For comparison, the Rebels are outscored on average by 2.1 points in the first quarter, 1.1 in the second, and a mere 0.4 in the fourth. Our first halves have been, on the whole, very close contests, and the Rebels seem to awaken during the fourth quarter from whatever it is that causes them to absolutely break down in the third. 

This raises a lot of questions about these drastic third quarter slumps. What is it exactly that our coaches are doing - or not doing - during the half? What is it that our opposing coaches are doing? Why do we seem so absolutely awful during the first fifteen minutes of football which follow halftime? I doubt this is an easily answered question, as football is a complex game with innumerable factors playing into each win and loss. Things like schemes, playcalling, personnel matchups, depth, attitude, mental toughness, and a whole host of other vague intangibles are contributing factors to every game played, and Ole Miss can't seem to get any of them to coalesce during the second half of a football game.
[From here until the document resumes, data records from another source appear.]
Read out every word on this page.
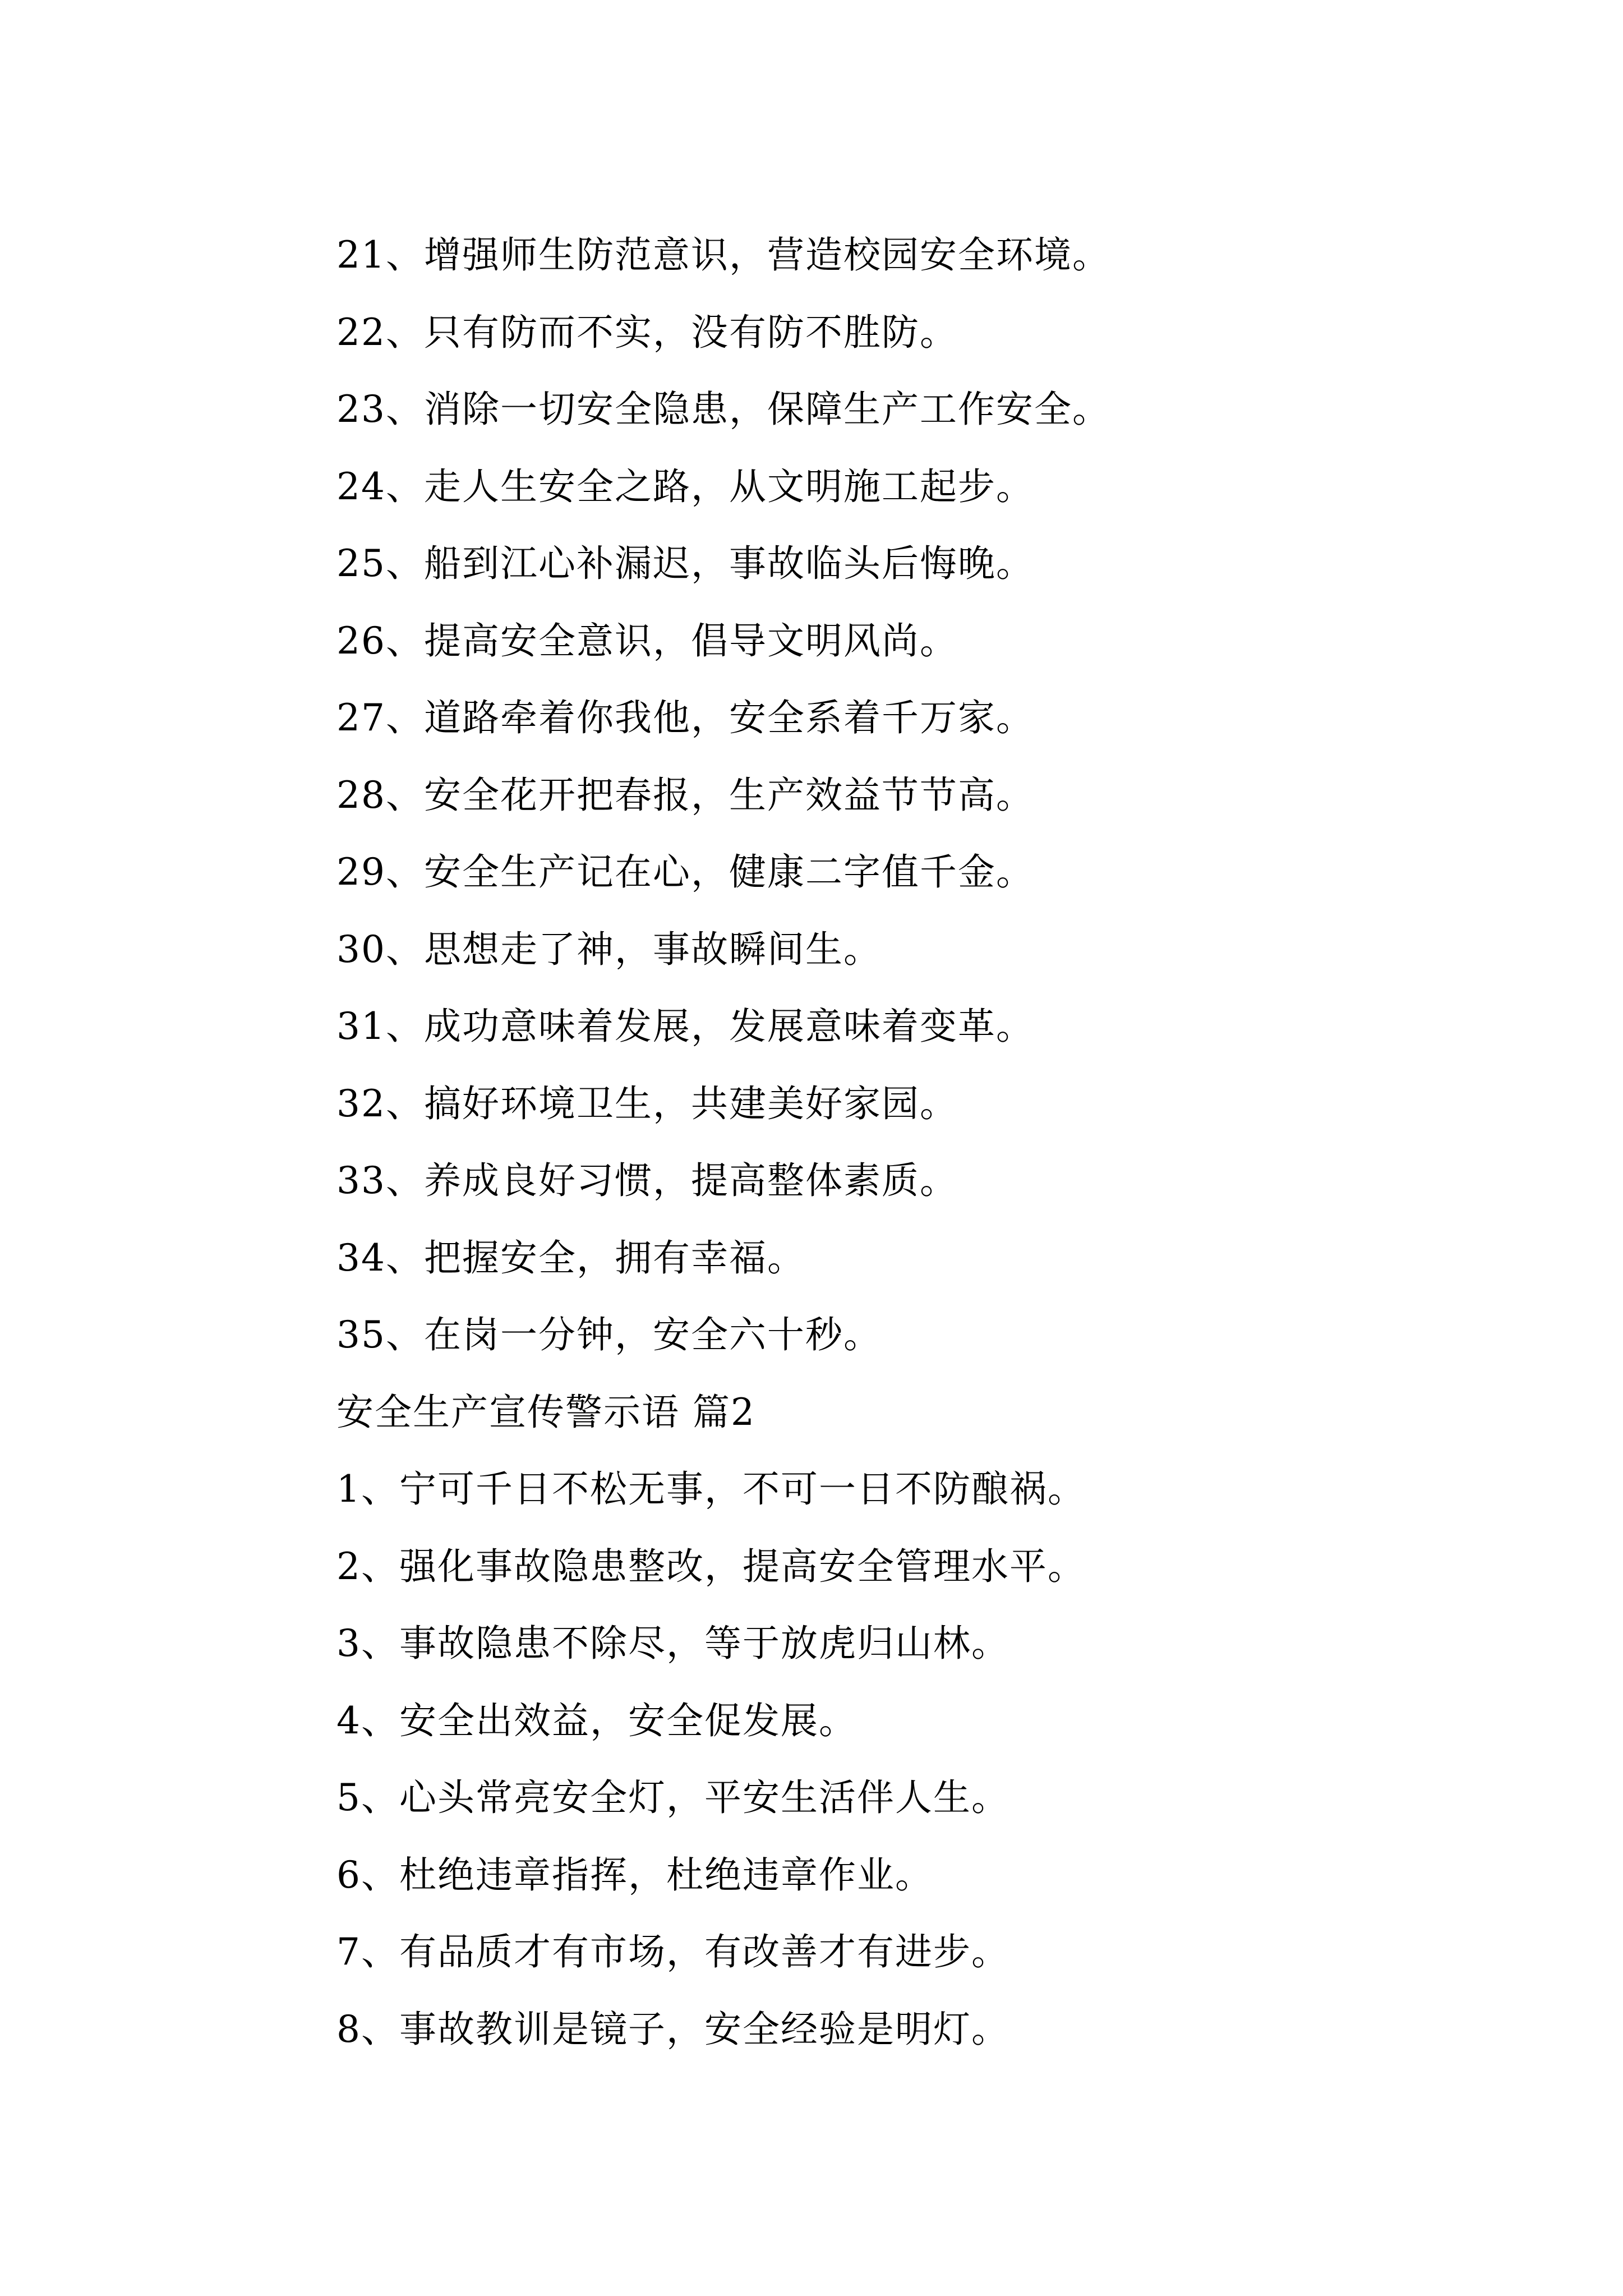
21、增强师生防范意识，营造校园安全环境。
22、只有防而不实，没有防不胜防。
23、消除一切安全隐患，保障生产工作安全。
24、走人生安全之路，从文明施工起步。
25、船到江心补漏迟，事故临头后悔晚。
26、提高安全意识，倡导文明风尚。
27、道路牵着你我他，安全系着千万家。
28、安全花开把春报，生产效益节节高。
29、安全生产记在心，健康二字值千金。
30、思想走了神，事故瞬间生。
31、成功意味着发展，发展意味着变革。
32、搞好环境卫生，共建美好家园。
33、养成良好习惯，提高整体素质。
34、把握安全，拥有幸福。
35、在岗一分钟，安全六十秒。
安全生产宣传警示语 篇2
1、宁可千日不松无事，不可一日不防酿祸。
2、强化事故隐患整改，提高安全管理水平。
3、事故隐患不除尽，等于放虎归山林。
4、安全出效益，安全促发展。
5、心头常亮安全灯，平安生活伴人生。
6、杜绝违章指挥，杜绝违章作业。
7、有品质才有市场，有改善才有进步。
8、事故教训是镜子，安全经验是明灯。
Without diving further into this, I think it is safe to say that Ole Miss' third quarter woes are largely a symptom of the greater disease (yes, I feel all icky and Hogvillian to use such language) that is the overall lack of institutional control we have seen from our coaching staff. There are lots of reasons - 11 consecutive ones, to be precise - why Rebel fans should be unhappy with Houston Nutt, David Lee, Tyrone Nix and others, but the inability to field a competent SEC football team during the third quarter of a football game should be near the top of the list.